At the End of the Day

The worst ideas in history were CNN and investment banking

Life is all about ups and downs, but having them every few minutes can be tiring after a while. ‘US stocks rise on EU solution hopes’ headlined Reuters this afternoon GMT, but one click away was the Bloomberg site telling us ‘Bank warnings of EU unraveling intensify’. It must be hell living with a stocks trader. He goes into the kitchen and the headline is ‘Drink futures up on fridge sighting’. He opens the fridge door, and there’s a new headline: ‘Bears in play on negative can sighting’.

Investment banking ideas are mad, but 24/7 news makes them mad, bad and dangerous to read.

Would so much have gone wrong in the last four years if we didn’t have 24/7 news, and tickertape hadn’t been replaced by pc screens telling us the price of shrimps in Manila? Indeed, how much ‘news’ is actually just following events around – while completely failing to understand WTF is going on?

An example at the minute is Gary Speed’s tragic death. I say tragic, because he was a nice, talented and genuine man whose mind was troubled – but nobody noticed. That latter sentence is, on the big canvas, more central than his death – although of course, not for his family. Equally fulfilling would be a piece about why Gary felt he couldn’t discuss his depression with anyone. For the conspiracy theorists, an investigative piece about why such a jolly bloke couldn’t have killed himself might also illuminate things still more.

Talk to hacks about this these days, and they will often wax lyrical about the speed of events and the stark truth that sensational breaking events generate more hits than analyses. I would have two answers to that argument: it is far from true; and the existence of round-the-clock news is what helps generate the speed in the first place.

Speed as a market dictate not only reduces analysis, it also puts pressure on key decision-makers in public life. Speed in the context of media obsession becomes haste. My own view for years has been that most decisions taken in haste are bad ones. If you look at the eurocrisis for much of this year, while the general picture seems to be one of snail’s pace progress and empty spin, a great deal of the process has consisted of pointless attempts to keep the media quiet….from fear that they in turn will wind up the markets. Never in the field of human bollocks did so much haste cause so much anxiety to so many – to so little effect on on so few problems.

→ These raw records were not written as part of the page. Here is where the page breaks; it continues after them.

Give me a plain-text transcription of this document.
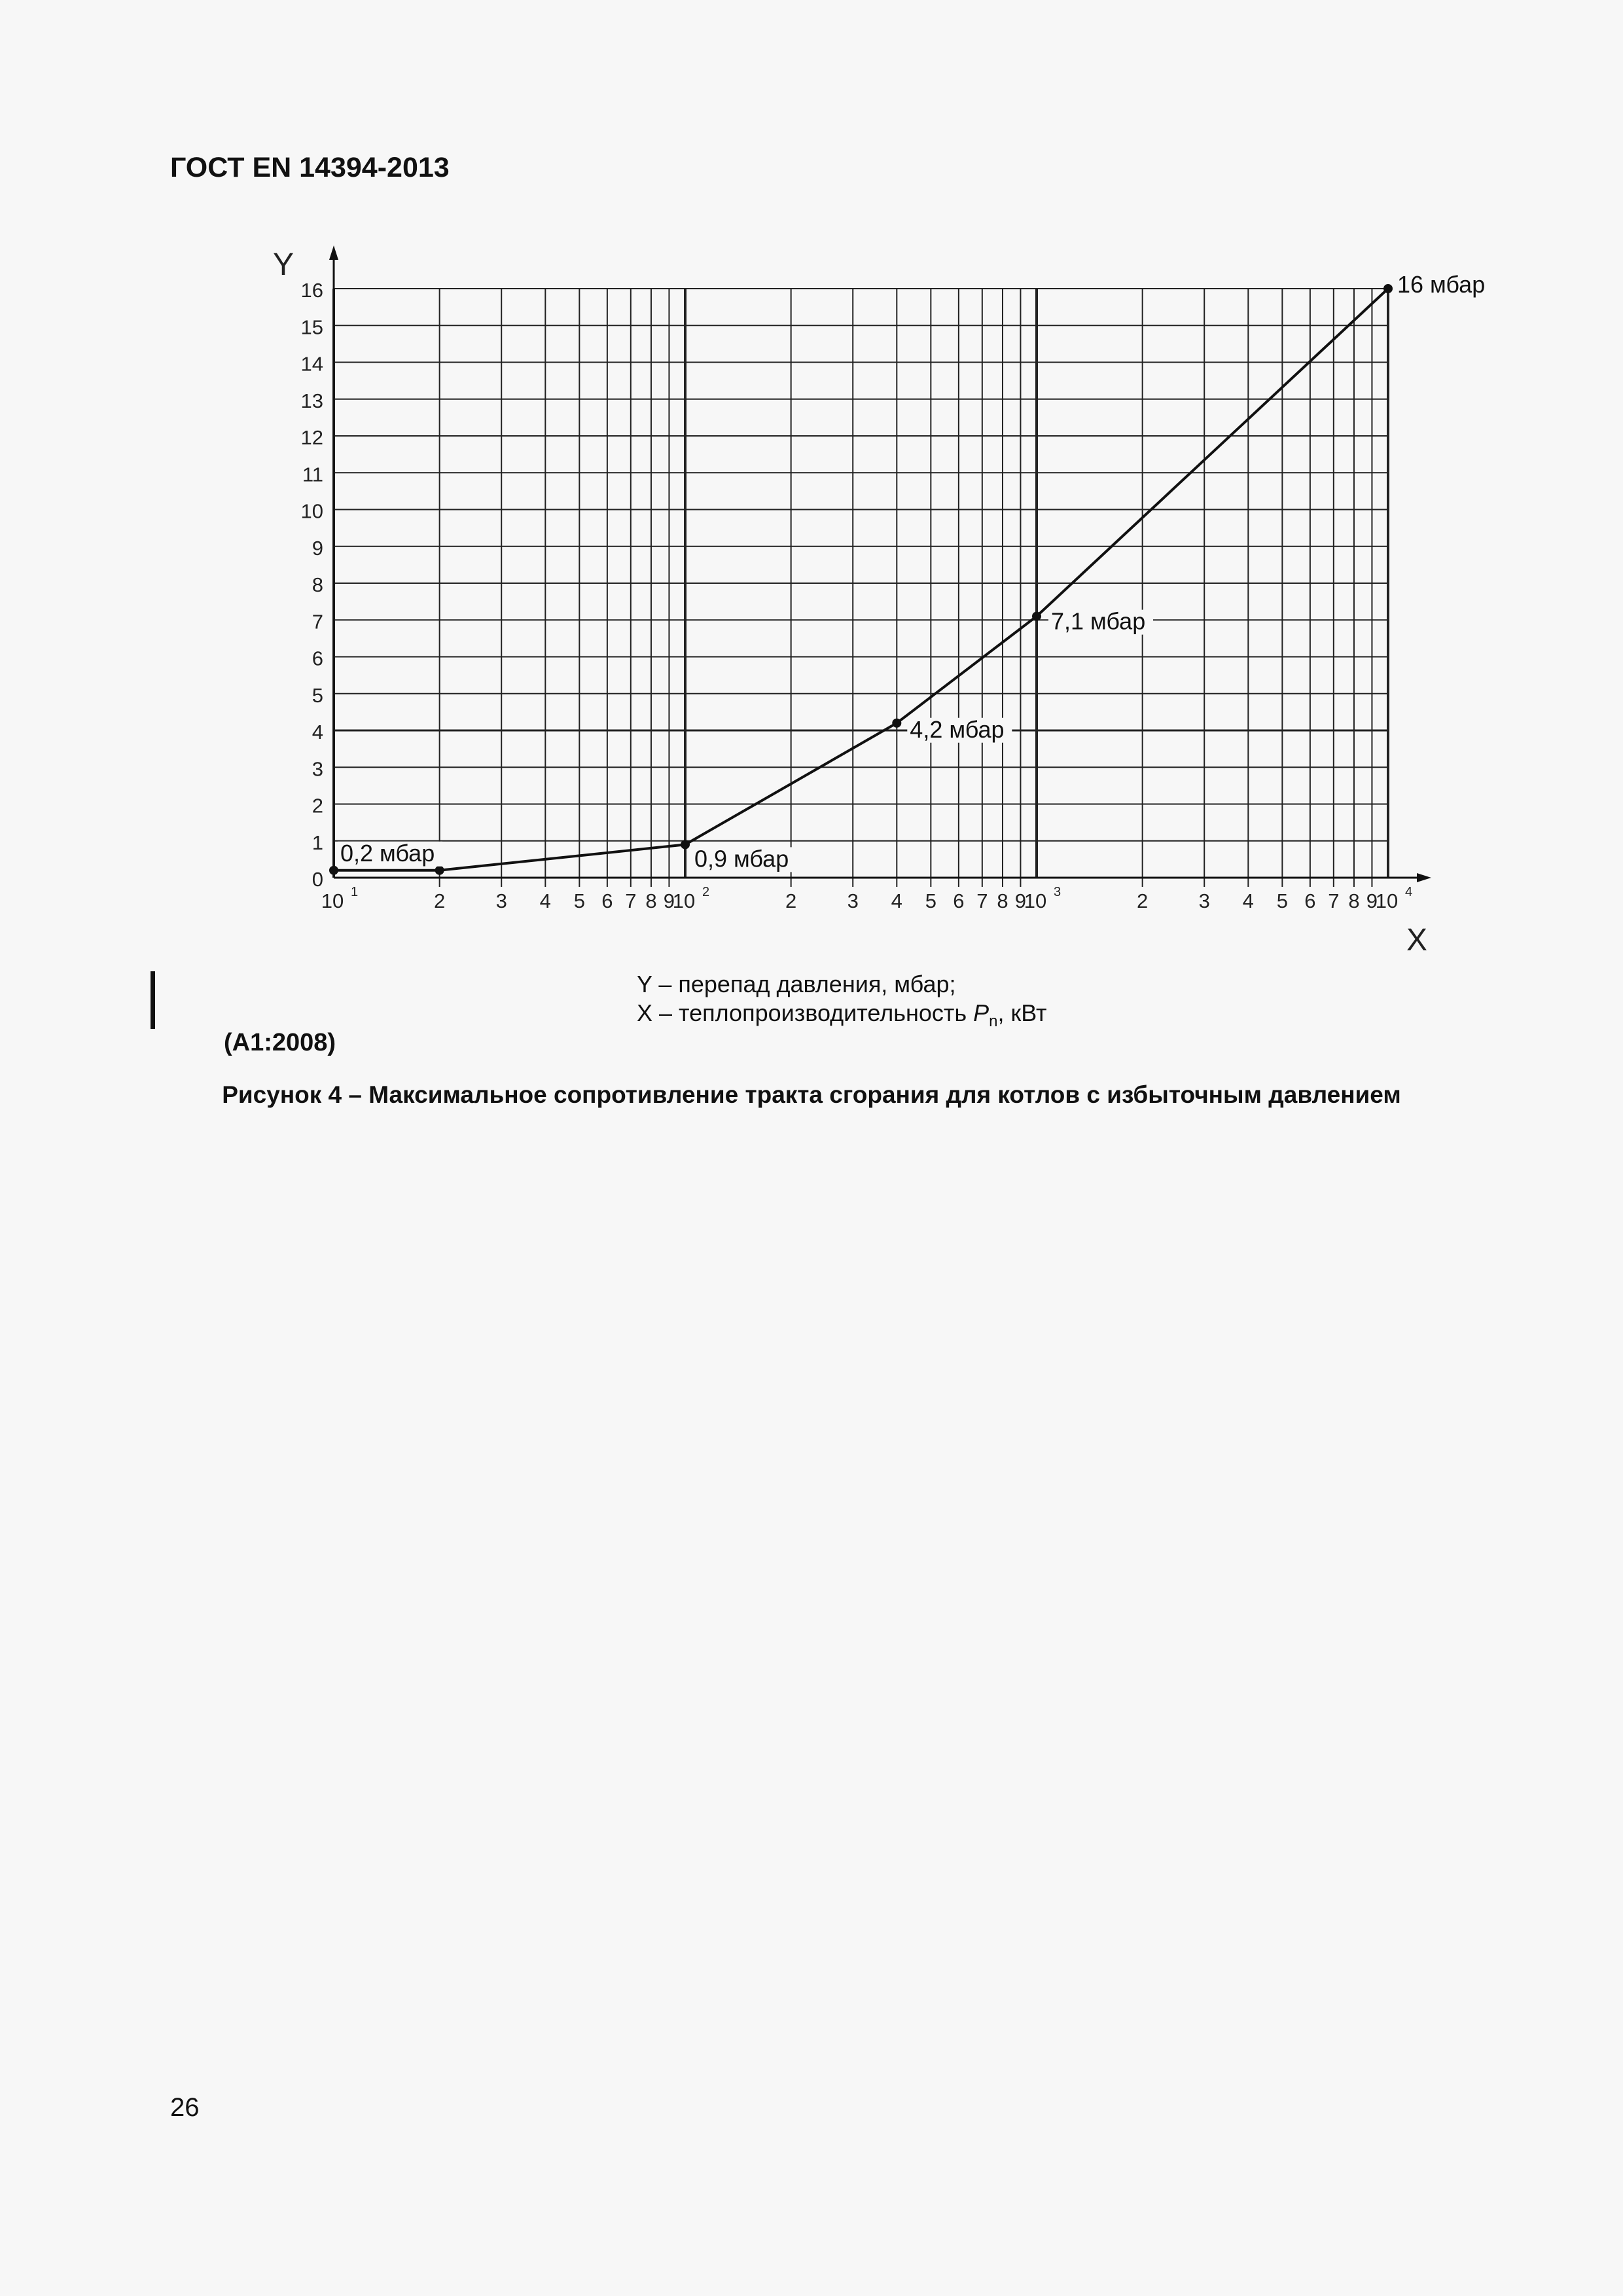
ГОСТ EN 14394-2013
0
1
2
3
4
5
6
7
8
9
10
11
12
13
14
15
16
2 3 4 5 6 7 8 9	2 3 4 5 6 7 8 9	2 3 4 5 6 7 8 9
10 1	10 2	10 3	10 4
Y
X
0,2 мбар	0,9 мбар
4,2 мбар
7,1 мбар
16 мбар
Y – перепад давления, мбар;
X – теплопроизводительность $P_n$, кВт
(А1:2008)
Рисунок 4 – Максимальное сопротивление тракта сгорания для котлов с избыточным давлением
26
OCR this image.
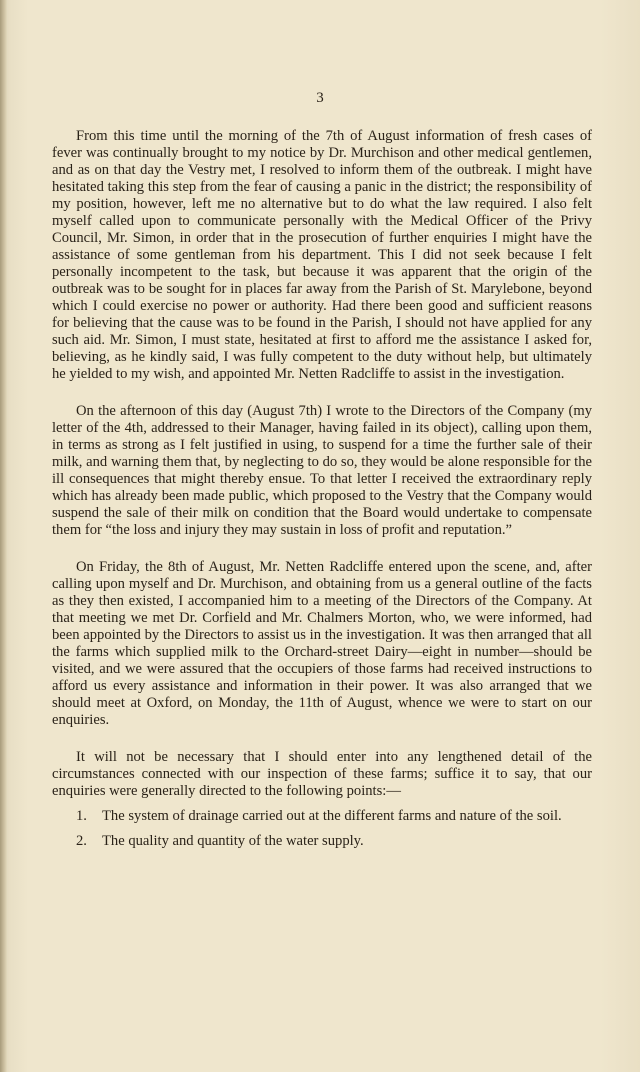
3

From this time until the morning of the 7th of August information of fresh cases of fever was continually brought to my notice by Dr. Murchison and other medical gentlemen, and as on that day the Vestry met, I resolved to inform them of the outbreak. I might have hesitated taking this step from the fear of causing a panic in the district; the responsibility of my position, however, left me no alternative but to do what the law required. I also felt myself called upon to communicate personally with the Medical Officer of the Privy Council, Mr. Simon, in order that in the prosecution of further enquiries I might have the assistance of some gentleman from his department. This I did not seek because I felt personally incompetent to the task, but because it was apparent that the origin of the outbreak was to be sought for in places far away from the Parish of St. Marylebone, beyond which I could exercise no power or authority. Had there been good and sufficient reasons for believing that the cause was to be found in the Parish, I should not have applied for any such aid. Mr. Simon, I must state, hesitated at first to afford me the assistance I asked for, believing, as he kindly said, I was fully competent to the duty without help, but ultimately he yielded to my wish, and appointed Mr. Netten Radcliffe to assist in the investigation.

On the afternoon of this day (August 7th) I wrote to the Directors of the Company (my letter of the 4th, addressed to their Manager, having failed in its object), calling upon them, in terms as strong as I felt justified in using, to suspend for a time the further sale of their milk, and warning them that, by neglecting to do so, they would be alone responsible for the ill consequences that might thereby ensue. To that letter I received the extraordinary reply which has already been made public, which proposed to the Vestry that the Company would suspend the sale of their milk on condition that the Board would undertake to compensate them for “the loss and injury they may sustain in loss of profit and reputation.”

On Friday, the 8th of August, Mr. Netten Radcliffe entered upon the scene, and, after calling upon myself and Dr. Murchison, and obtaining from us a general outline of the facts as they then existed, I accompanied him to a meeting of the Directors of the Company. At that meeting we met Dr. Corfield and Mr. Chalmers Morton, who, we were informed, had been appointed by the Directors to assist us in the investigation. It was then arranged that all the farms which supplied milk to the Orchard-street Dairy—eight in number—should be visited, and we were assured that the occupiers of those farms had received instructions to afford us every assistance and information in their power. It was also arranged that we should meet at Oxford, on Monday, the 11th of August, whence we were to start on our enquiries.

It will not be necessary that I should enter into any lengthened detail of the circumstances connected with our inspection of these farms; suffice it to say, that our enquiries were generally directed to the following points:—

1.	The system of drainage carried out at the different farms and nature of the soil.
2.	The quality and quantity of the water supply.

And there are – oh yes there are – far fewer problems than we imagine. The difficulties come when people suggest these problems are (a) many and (b) intractable. But they aren’t really. I can now exclusively reveal that that there are but three problems in the world:

1. Bankers

2. Politicians in the pockets of bankers

3. 24/7 news

That’s it. Take out 1 & 3, and life suddenly becomes so much simpler. Because with far less wealth and the minimum of news, all we’re left with is a few fabulously rich politicians with a guilty sense of social responsibility – and the sense that they might have the best part of a century to sort society’s problems out.

From 1215 to 1965 in Britain – a period of 750 years, aka 37 generations – this produced a stable culture which (despite the minute size of our island) had a ridiculously massive effect on planetary affairs, and produced a stability here at home that we would die to have today. For 95% of that period, bankers were boring people called Mainwaring, and breaking news concerned the relief of Mullah strongholds several weeks earlier.

So we need only abolish television, satellites, computers and digital technology in order to reduce our problems as a species to just one: politicians.

That’s not too difficult to achieve, is it?